Your students type a lot, but I’ll lay odds that they type badly. Prompted by internet guru Seth Godin‘s blog, I’m going to reprise an argument I had with Mark Leighton a while ago, about why it’s vital to teach them to type properly.
Here, paraphrased, are Mark’s arguments as to why he didn’t need to teach typing separately, and my ripostes.
My students can type anyway
No, they can hunt and peck. To call that typing is like saying someone can drive if they can change gear, or steer, or watch the road, but not all three at once.
Touch typing is no faster
First, touch typing can be far faster. I know typists who cruise at 120 wpm. Cruise, note. Second, a touch typist can think and type at the same time because the typing itself requires no conscious thought. A hunt-and-pecker can’t do that.
But typing is going to get replaced by voice recognition anyway
Uh-huh? Voice recognition has been around for years now, and I don’t see it gaining ground. And there are lots of reasons why it will remain a niche application:
- it doesn’t work in noisy environments
- loss of confidentiality
- words the dictionary doesn’t know
- much harder to think and dictate at the same time than it is to think and write or type
There’s no demand from employers
There is from this one. Office workers who can touch type are a good 25% more productive than those who can’t – even at higher levels in the organisation. Your students will earn a lot less through their careers, if they can’t type properly.
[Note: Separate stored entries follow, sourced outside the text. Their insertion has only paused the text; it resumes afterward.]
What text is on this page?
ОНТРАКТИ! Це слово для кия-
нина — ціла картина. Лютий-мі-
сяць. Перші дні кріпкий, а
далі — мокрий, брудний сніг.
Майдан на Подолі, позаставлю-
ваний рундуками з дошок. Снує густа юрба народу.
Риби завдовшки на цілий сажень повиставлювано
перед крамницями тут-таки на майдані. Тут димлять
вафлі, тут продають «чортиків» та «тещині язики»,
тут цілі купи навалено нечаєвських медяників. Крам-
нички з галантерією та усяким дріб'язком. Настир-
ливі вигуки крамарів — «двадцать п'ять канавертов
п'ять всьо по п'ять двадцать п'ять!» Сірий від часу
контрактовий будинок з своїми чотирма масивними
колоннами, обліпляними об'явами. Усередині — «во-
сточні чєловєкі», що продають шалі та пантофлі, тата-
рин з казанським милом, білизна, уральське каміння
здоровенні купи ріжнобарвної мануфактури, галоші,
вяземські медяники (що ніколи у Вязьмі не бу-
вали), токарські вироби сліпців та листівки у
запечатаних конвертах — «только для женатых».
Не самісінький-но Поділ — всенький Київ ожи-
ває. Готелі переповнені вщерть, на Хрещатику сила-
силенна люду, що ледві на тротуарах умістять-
The school won’t support it
Talk to the head about RSI/Carpal Tunnel Sydrome. Explain that up to the invention of the personal computer, nobody used to get RSI, even when bashing all day on a manual typewriter. Why not? Because they were properly trained. RSI happened, not because of the growth in keyboard use, but because of the growth in keyboard use by untrained typists. At some point, one of your ex-pupils is going to conclude that it was the school’s responsibility to teach them how to use a keyboard without injuring themselves, and hire a solicitor. I think you’ll find the support is forthcoming.
It takes too long
Learning to touch-type does take time, but it needn’t take a lot of time, and the investment will be quickly repayed as your students discover they can submit better assignments, more quickly. Here’s how to organise it: put aside just 10 minutes at the beginning of each ICT lesson for students to practice on a typing tutor such as Mavis Beacon*. Get the students to make up cardboard ‘hutches’ to cover their keyboards. They’ll learn much faster if you first force them to unlearn the old bad habit of staring at the keyboard. For optimum learning, keep sessions very short, but frequent. They’ll be proficient within one term.
*As an aside, the typing tutor program was invented in the early 80’s by Robert Dilts. He brought a copy of the program to a seminar I was attending. I persuaded him to part with it, as I recall for £40, and installed it on our college network of 6 Apple ][s. Thus I became the first person in the UK to learn to touch-type using a computer program. I found it hugely more effective than the traditional typing class I’d been taking up to that point, even though I did get laughed at for my cornflake-packet keyboard hutch.
Originally published on 2/12/2004 and nothing, but nothing, has changed since then.
2 responses to “Teach Touch Typing!”
[…] they are consumption devices, not production devices. Keyboards make them much more productive. Those who can touch type are wildly more […]
I’ve been saying we should be teaching touch-typing for years. I learnt at school, and it has been such a great skill to have. People who don’t know me well but come into my office to talk to me are often struck dumb by the fact that I can finish what I’m typing whilst looking at them (rather than staring at the keyboard). It also means you can spot typos as you go, looking at the screen rather than the keyboard (although an experienced touch typist also often knows when s/he has hit the wrong key). And I hadn’t even considered the RSI connection.